Call it a housing policy head fake — one with potentially painful consequences for moderate-income buyers, sellers and seniors in hundreds of condominium projects around the country. If you were thinking about purchasing a condo unit with a low down payment FHA mortgage in the coming year, this could affect you.
Last week, ostensibly yielding to a congressional mandate to make consumer-friendly Federal Housing Administration mortgages more widely available in condominiums, the government announced a move to do precisely that: Starting immediately, projects with fewer than half of their units occupied by owners may be eligible for certification for FHA financing. Under “certain circumstances,” the government said, projects with as low as 35 percent owner occupancy might now be eligible.
Currently the minimum owner occupancy ratio is 50 percent — a level that critics in Congress and the real estate industry believe excludes too many first-time and minority buyers from access to FHA financing. FHA insists it needs such a threshold to avoid defaults and losses on mortgages. In July, legislation that passed Congress unanimously gave FHA 90 days to lower its owner-occupancy minimum to 35 percent or provide “justification” for keeping it higher.
That was important because historically, FHA has been the go-to option for consumers with modest resources. In some markets, FHA financing once accounted for upward of three-quarters of first-time purchases. Plus its reverse mortgage program accounts for an estimated 90-plus percent of all loans made to seniors needing to supplement their retirement incomes.
In recent years, however, the agency has severely tightened eligibility requirements for condominiums and has experienced drastic declines in the volume of condo loans as a result. Less than 10 percent of the estimated 150,000 potentially eligible condominium projects in the U.S. are now certified for FHA financing, according to the Community Associations Institute, a trade group. If a project is not certified by the FHA, no individual units within it can qualify for one of its loans.
Now for the head fake: In its announcement, FHA spelled out the conditions under which it would allow the lower owner-occupancy threshold. Condo boards of directors will have to document that their project’s financial reserves equal 20 percent or more of their budget and that no more than 10 percent of all units are in arrears on homeowner dues. Plus they must provide three years of “acceptable” financial documents for review.
How many non-certified condo projects can meet these tests? I asked FHA spokesman Brian Sullivan, who said in an email that although the agency is not certain, it believes that “many well-managed developments will indeed qualify for the lower 35 percent threshold.”
Sounds great. The million-member National Association of Realtors certainly thought so. Its president, Tom Salomone, hailed FHA’s policy switch as “a big win.”
But a closer look suggests something starkly different. FHA has created test criteria that appear virtually guaranteed to flunk most condo projects that might like to take advantage of the loosened standard. I spoke with the heads of four of the best-known consulting firms that work with condo boards nationwide to attain FHA certifications, plus a top official of the Community Associations Institute, which represents more than 30,000 homeowners associations and management companies.
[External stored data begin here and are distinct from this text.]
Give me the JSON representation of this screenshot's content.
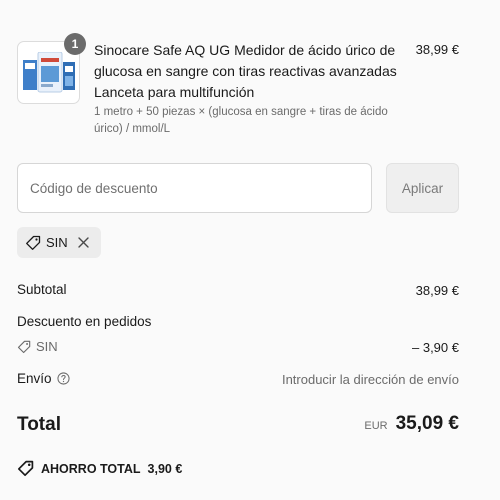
{
  "product": {
    "quantity": "1",
    "title": "Sinocare Safe AQ UG Medidor de ácido úrico de glucosa en sangre con tiras reactivas avanzadas Lanceta para multifunción",
    "variant": "1 metro + 50 piezas × (glucosa en sangre + tiras de ácido úrico) / mmol/L",
    "price": "38,99 €"
  },
  "discount": {
    "placeholder": "Código de descuento",
    "value": "",
    "apply_label": "Aplicar",
    "applied_code": "SIN"
  },
  "summary": {
    "subtotal_label": "Subtotal",
    "subtotal_value": "38,99 €",
    "order_discount_label": "Descuento en pedidos",
    "order_discount_code": "SIN",
    "order_discount_value": "– 3,90 €",
    "shipping_label": "Envío",
    "shipping_value": "Introducir la dirección de envío",
    "total_label": "Total",
    "total_currency": "EUR",
    "total_value": "35,09 €",
    "savings_label": "AHORRO TOTAL",
    "savings_value": "3,90 €"
  },
  "icons": {
    "tag": "tag-icon",
    "close": "close-icon",
    "help": "help-circle-icon"
  },
  "colors": {
    "background": "#fafafa",
    "text": "#1a1a1a",
    "muted": "#6b6b6b",
    "badge": "#6b6b6b",
    "chip": "#ececec",
    "button": "#efefef"
  }
}
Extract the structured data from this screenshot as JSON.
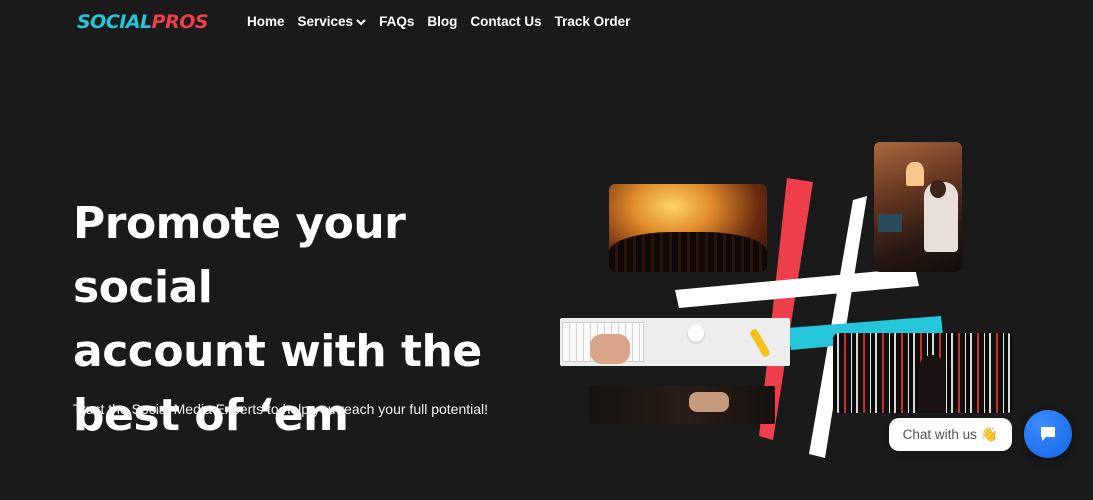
{
  "brand": {
    "part1": "SOCIAL",
    "part2": "PROS"
  },
  "nav": {
    "items": [
      {
        "label": "Home"
      },
      {
        "label": "Services"
      },
      {
        "label": "FAQs"
      },
      {
        "label": "Blog"
      },
      {
        "label": "Contact Us"
      },
      {
        "label": "Track Order"
      }
    ]
  },
  "hero": {
    "title_line1": "Promote your social",
    "title_line2": "account with the",
    "title_line3": "best of ‘em",
    "subtitle": "Trust the Social Media Experts to help you reach your full potential!"
  },
  "chat": {
    "label": "Chat with us",
    "emoji": "👋"
  },
  "colors": {
    "accent_cyan": "#26c6da",
    "accent_red": "#ef3f4a",
    "chat_blue": "#1a6cf0",
    "background": "#1b1a1b"
  }
}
Everyone agreed: FHA’s policy change won’t help many projects or consumers who want to buy or sell units.
Christopher L. Gardner, managing member of California-based FHA Pros LLC, told me the 20 percent reserves requirement alone is a “deal killer.”
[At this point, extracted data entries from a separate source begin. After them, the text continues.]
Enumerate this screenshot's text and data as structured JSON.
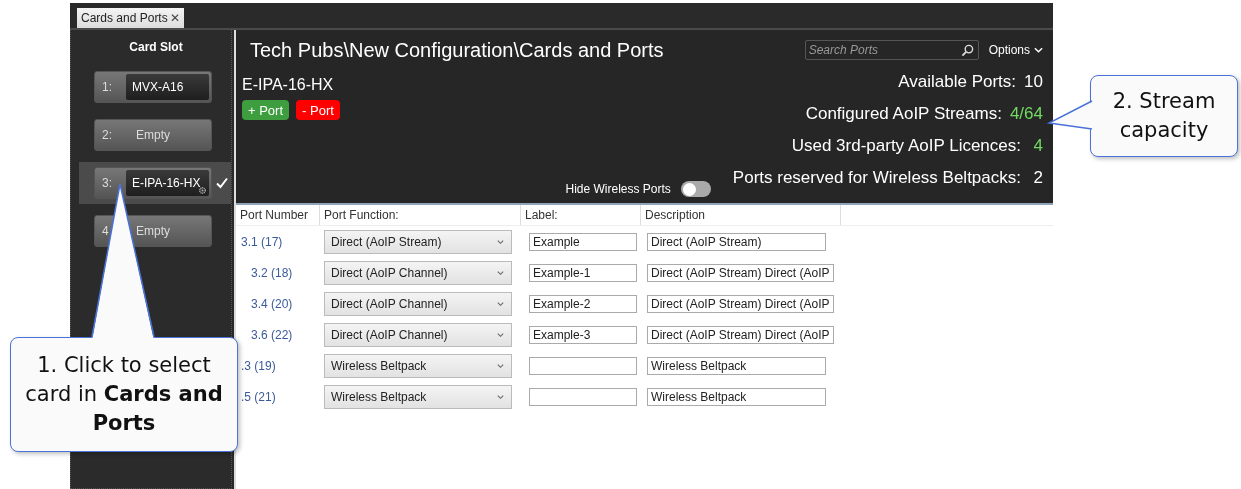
{
  "tab": {
    "label": "Cards and Ports",
    "close": "✕"
  },
  "sidebar": {
    "heading": "Card Slot",
    "slots": [
      {
        "number": "1:",
        "name": "MVX-A16",
        "kind": "card",
        "selected": false
      },
      {
        "number": "2:",
        "name": "Empty",
        "kind": "empty",
        "selected": false
      },
      {
        "number": "3:",
        "name": "E-IPA-16-HX",
        "kind": "card",
        "selected": true
      },
      {
        "number": "4",
        "name": "Empty",
        "kind": "empty",
        "selected": false
      }
    ]
  },
  "header": {
    "title": "Tech Pubs\\New Configuration\\Cards and Ports",
    "search": {
      "placeholder": "Search Ports"
    },
    "options": "Options"
  },
  "card": {
    "name": "E-IPA-16-HX",
    "buttons": [
      {
        "label": "+ Port",
        "kind": "add"
      },
      {
        "label": "- Port",
        "kind": "remove"
      }
    ]
  },
  "hide_wireless": {
    "label": "Hide Wireless Ports",
    "on": false
  },
  "stats": [
    {
      "label": "Available Ports:",
      "value": "10",
      "highlight": false
    },
    {
      "label": "Configured AoIP Streams:",
      "value": "4/64",
      "highlight": true
    },
    {
      "label": "Used 3rd-party AoIP Licences:",
      "value": "4",
      "highlight": true
    },
    {
      "label": "Ports reserved for Wireless Beltpacks:",
      "value": "2",
      "highlight": false
    }
  ],
  "table": {
    "columns": [
      "Port Number",
      "Port Function:",
      "Label:",
      "Description"
    ],
    "rows": [
      {
        "port": "3.1 (17)",
        "function": "Direct (AoIP Stream)",
        "label": "Example",
        "description": "Direct (AoIP Stream)",
        "children": [
          {
            "port": "3.2 (18)",
            "function": "Direct (AoIP Channel)",
            "label": "Example-1",
            "description": "Direct (AoIP Stream) Direct (AoIP"
          },
          {
            "port": "3.4 (20)",
            "function": "Direct (AoIP Channel)",
            "label": "Example-2",
            "description": "Direct (AoIP Stream) Direct (AoIP"
          },
          {
            "port": "3.6 (22)",
            "function": "Direct (AoIP Channel)",
            "label": "Example-3",
            "description": "Direct (AoIP Stream) Direct (AoIP"
          }
        ]
      },
      {
        "port": ".3 (19)",
        "function": "Wireless Beltpack",
        "description": "Wireless Beltpack"
      },
      {
        "port": ".5 (21)",
        "function": "Wireless Beltpack",
        "description": "Wireless Beltpack"
      }
    ]
  },
  "callouts": [
    {
      "text": "1. Click to select card in **Cards and Ports**",
      "kind": "left"
    },
    {
      "text": "2. Stream capacity",
      "kind": "right"
    }
  ]
}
“I can probably count on two hands the number of associations I’ve seen that reserve 20 percent,” he said. “Homeowners (BEG ITAL)hate(END ITAL) their dues increased” and condo boards “hate to vote for increases because they want to stay on the board.” Locating projects that meet all the new criteria, he said, would be “like finding a unicorn holding a four-leaf clover.”
Rusty McInerney, president of InterIsland Mortgage Corp. of Bradenton, Florida, which has conducted more than 56,000 reviews of condo financials, said the request for three years of “acceptable” financial documents “is a Pandora’s box of ways” to reject an application.
Jon Eberhardt, president of Condo Approvals LLC, told me that “I don’t know one [project] that would fit” into FHA’s combined requirements. “Not one. It’s egregious,” he said.
Philip J. Sutcliffe, owner of Project Support Services in Philadelphia, who favors retention of the 50 percent owner-occupancy standard, said “very few, if any” projects will be able to pass the tests announced by FHA.
Bottom line: Congress may have instructed FHA to increase the number of condo units available for moderate income buyers, but apparently FHA had a different idea.